The magnificent Mount Baker which forms part of the Cascade Mountain Range in Washington State, USA. Mountain photographed at dusk with the sun setting behind it, casting dark shadows over the forest in the foreground.
Mount Baker (Lummi: Qwú’mə Kwəlshéːn; Nooksack: Kw’eq Smaenit or Kwelshán), also known as Koma Kulshan or simply Kulshan, is an active glaciated andesitic stratovolcano in the Cascade Volcanic Arc and the North Cascades of Washington State in the United States. Mount Baker has the second-most thermally active crater in the Cascade Range after Mount Saint Helens. About 31 miles (50 km) due east of the city of Bellingham, Whatcom County, Mount Baker is the youngest volcano in the Mount Baker volcanic field. While volcanism has persisted here for some 1.5 million years, the current glaciated cone is likely no more than 140,000 years old, and possibly no older than 80-90,000 years. Older volcanic edifices have mostly eroded away due to glaciation.
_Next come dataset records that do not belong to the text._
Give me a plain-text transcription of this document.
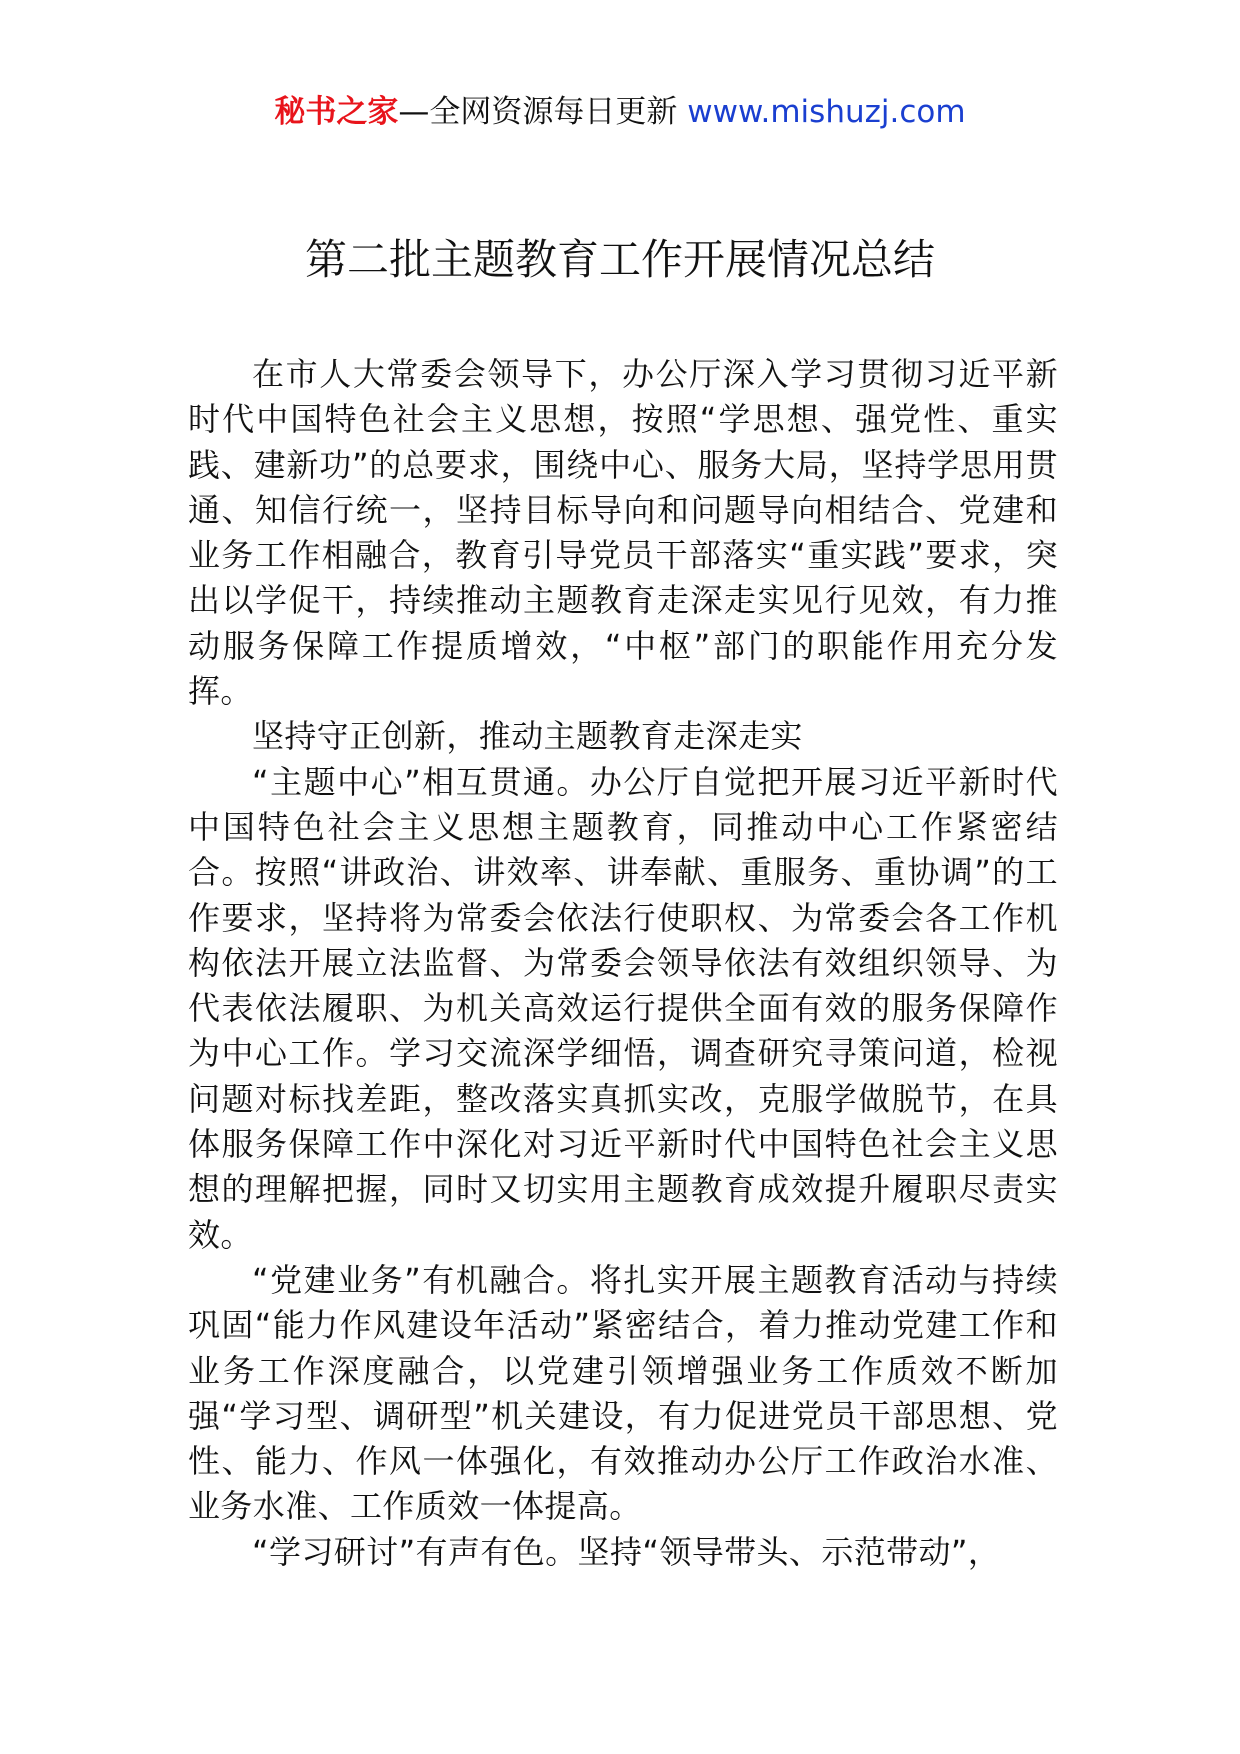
秘书之家—全网资源每日更新 www.mishuzj.com
第二批主题教育工作开展情况总结

在市人大常委会领导下，办公厅深入学习贯彻习近平新时代中国特色社会主义思想，按照“学思想、强党性、重实践、建新功”的总要求，围绕中心、服务大局，坚持学思用贯通、知信行统一，坚持目标导向和问题导向相结合、党建和业务工作相融合，教育引导党员干部落实“重实践”要求，突出以学促干，持续推动主题教育走深走实见行见效，有力推动服务保障工作提质增效，“中枢”部门的职能作用充分发挥。

坚持守正创新，推动主题教育走深走实

“主题中心”相互贯通。办公厅自觉把开展习近平新时代中国特色社会主义思想主题教育，同推动中心工作紧密结合。按照“讲政治、讲效率、讲奉献、重服务、重协调”的工作要求，坚持将为常委会依法行使职权、为常委会各工作机构依法开展立法监督、为常委会领导依法有效组织领导、为代表依法履职、为机关高效运行提供全面有效的服务保障作为中心工作。学习交流深学细悟，调查研究寻策问道，检视问题对标找差距，整改落实真抓实改，克服学做脱节，在具体服务保障工作中深化对习近平新时代中国特色社会主义思想的理解把握，同时又切实用主题教育成效提升履职尽责实效。

“党建业务”有机融合。将扎实开展主题教育活动与持续巩固“能力作风建设年活动”紧密结合，着力推动党建工作和业务工作深度融合，以党建引领增强业务工作质效不断加强“学习型、调研型”机关建设，有力促进党员干部思想、党性、能力、作风一体强化，有效推动办公厅工作政治水准、业务水准、工作质效一体提高。

“学习研讨”有声有色。坚持“领导带头、示范带动”，
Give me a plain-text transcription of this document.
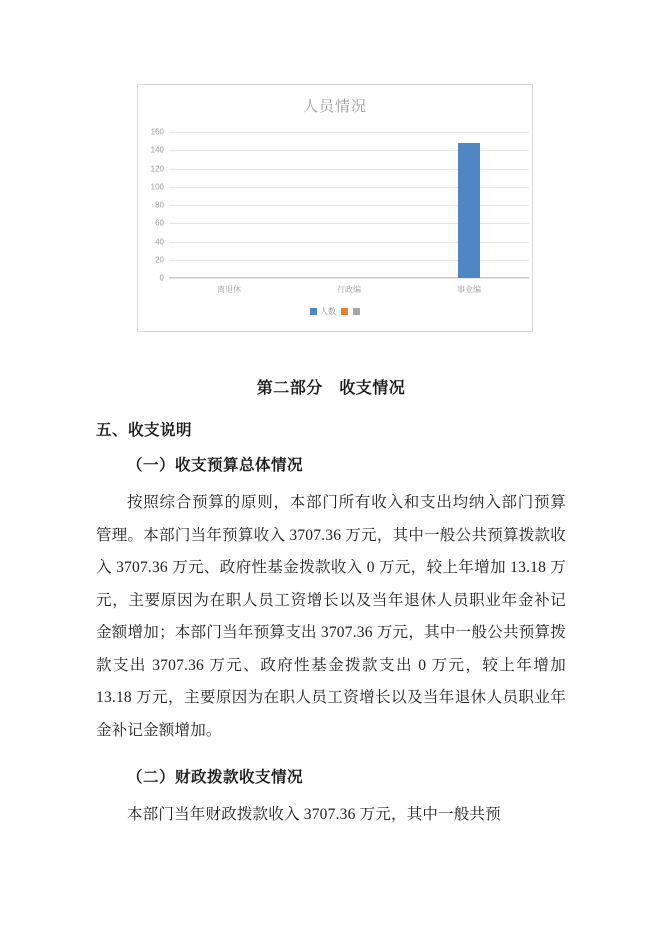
人员情况
160
140
120
100
80
60
40
20
0
离退休	行政编	事业编
人数
第二部分　收支情况
五、收支说明
（一）收支预算总体情况

按照综合预算的原则，本部门所有收入和支出均纳入部门预算管理。本部门当年预算收入 3707.36 万元，其中一般公共预算拨款收入 3707.36 万元、政府性基金拨款收入 0 万元，较上年增加 13.18 万元，主要原因为在职人员工资增长以及当年退休人员职业年金补记金额增加；本部门当年预算支出 3707.36 万元，其中一般公共预算拨款支出 3707.36 万元、政府性基金拨款支出 0 万元，较上年增加 13.18 万元，主要原因为在职人员工资增长以及当年退休人员职业年金补记金额增加。

（二）财政拨款收支情况

本部门当年财政拨款收入 3707.36 万元，其中一般共预
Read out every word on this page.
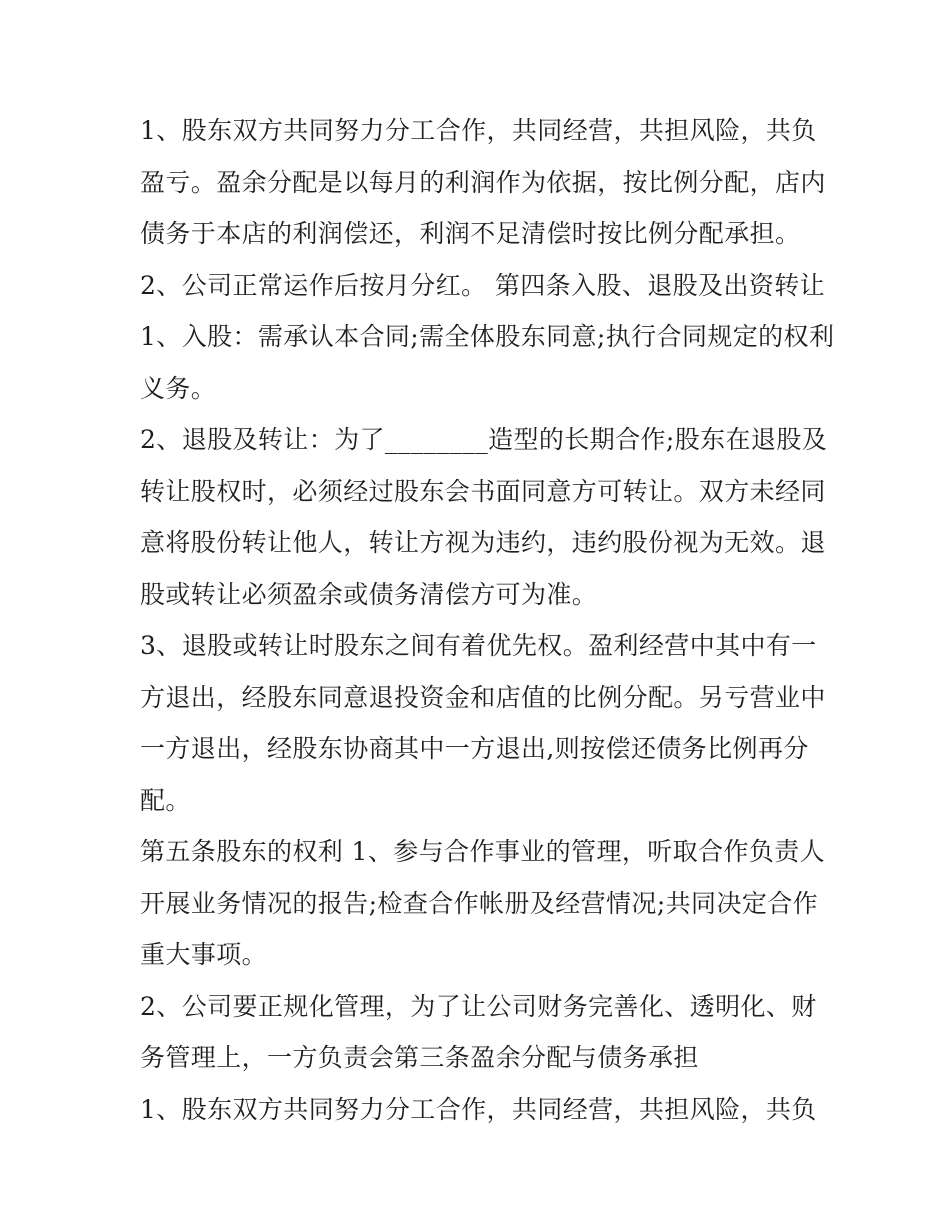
1、股东双方共同努力分工合作，共同经营，共担风险，共负
盈亏。盈余分配是以每月的利润作为依据，按比例分配，店内
债务于本店的利润偿还，利润不足清偿时按比例分配承担。
2、公司正常运作后按月分红。 第四条入股、退股及出资转让
1、入股：需承认本合同;需全体股东同意;执行合同规定的权利
义务。
2、退股及转让：为了________造型的长期合作;股东在退股及
转让股权时，必须经过股东会书面同意方可转让。双方未经同
意将股份转让他人，转让方视为违约，违约股份视为无效。退
股或转让必须盈余或债务清偿方可为准。
3、退股或转让时股东之间有着优先权。盈利经营中其中有一
方退出，经股东同意退投资金和店值的比例分配。另亏营业中
一方退出，经股东协商其中一方退出,则按偿还债务比例再分
配。
第五条股东的权利 1、参与合作事业的管理，听取合作负责人
开展业务情况的报告;检查合作帐册及经营情况;共同决定合作
重大事项。
2、公司要正规化管理，为了让公司财务完善化、透明化、财
务管理上，一方负责会第三条盈余分配与债务承担
1、股东双方共同努力分工合作，共同经营，共担风险，共负
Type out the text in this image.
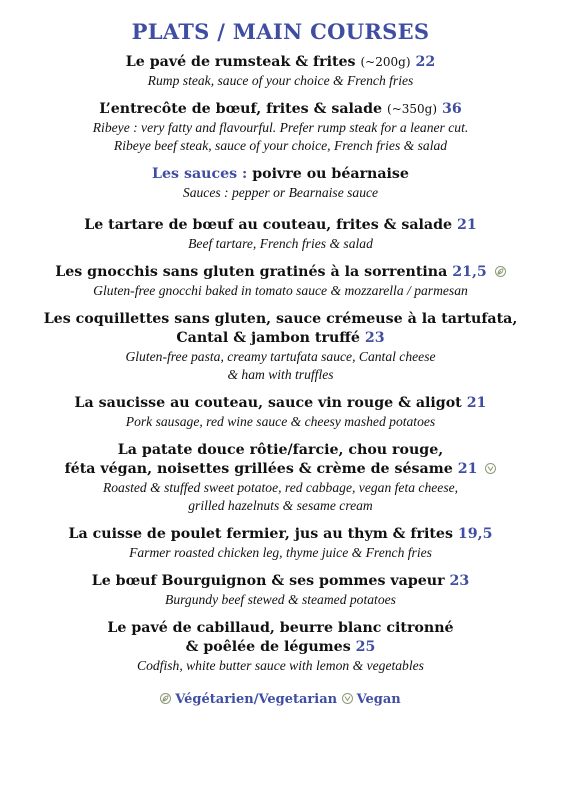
PLATS / MAIN COURSES
Le pavé de rumsteak & frites (~200g) 22
Rump steak, sauce of your choice & French fries
L’entrecôte de bœuf, frites & salade (~350g) 36
Ribeye : very fatty and flavourful. Prefer rump steak for a leaner cut.
Ribeye beef steak, sauce of your choice, French fries & salad
Les sauces : poivre ou béarnaise
Sauces : pepper or Bearnaise sauce
Le tartare de bœuf au couteau, frites & salade 21
Beef tartare, French fries & salad
Les gnocchis sans gluten gratinés à la sorrentina 21,5
Gluten-free gnocchi baked in tomato sauce & mozzarella / parmesan
Les coquillettes sans gluten, sauce crémeuse à la tartufata,
Cantal & jambon truffé 23
Gluten-free pasta, creamy tartufata sauce, Cantal cheese
& ham with truffles
La saucisse au couteau, sauce vin rouge & aligot 21
Pork sausage, red wine sauce & cheesy mashed potatoes
La patate douce rôtie/farcie, chou rouge,
féta végan, noisettes grillées & crème de sésame 21
Roasted & stuffed sweet potatoe, red cabbage, vegan feta cheese,
grilled hazelnuts & sesame cream
La cuisse de poulet fermier, jus au thym & frites 19,5
Farmer roasted chicken leg, thyme juice & French fries
Le bœuf Bourguignon & ses pommes vapeur 23
Burgundy beef stewed & steamed potatoes
Le pavé de cabillaud, beurre blanc citronné
& poêlée de légumes 25
Codfish, white butter sauce with lemon & vegetables
Végétarien/Vegetarian Vegan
After Mount Rainier, Mount Baker is the most heavily glaciated of the Cascade Range volcanoes; the volume of snow and ice on Mount Baker, 0.43 cu mi (1.79 km3) is greater than that of all the other Cascades volcanoes (except Rainier) combined. It is also one of the snowiest places in the world; in 1999, Mount Baker Ski Area, located 14 km (8.7 mi) to the northeast, set the world record for recorded snowfall in a single season—1,140 in (2,900 cm).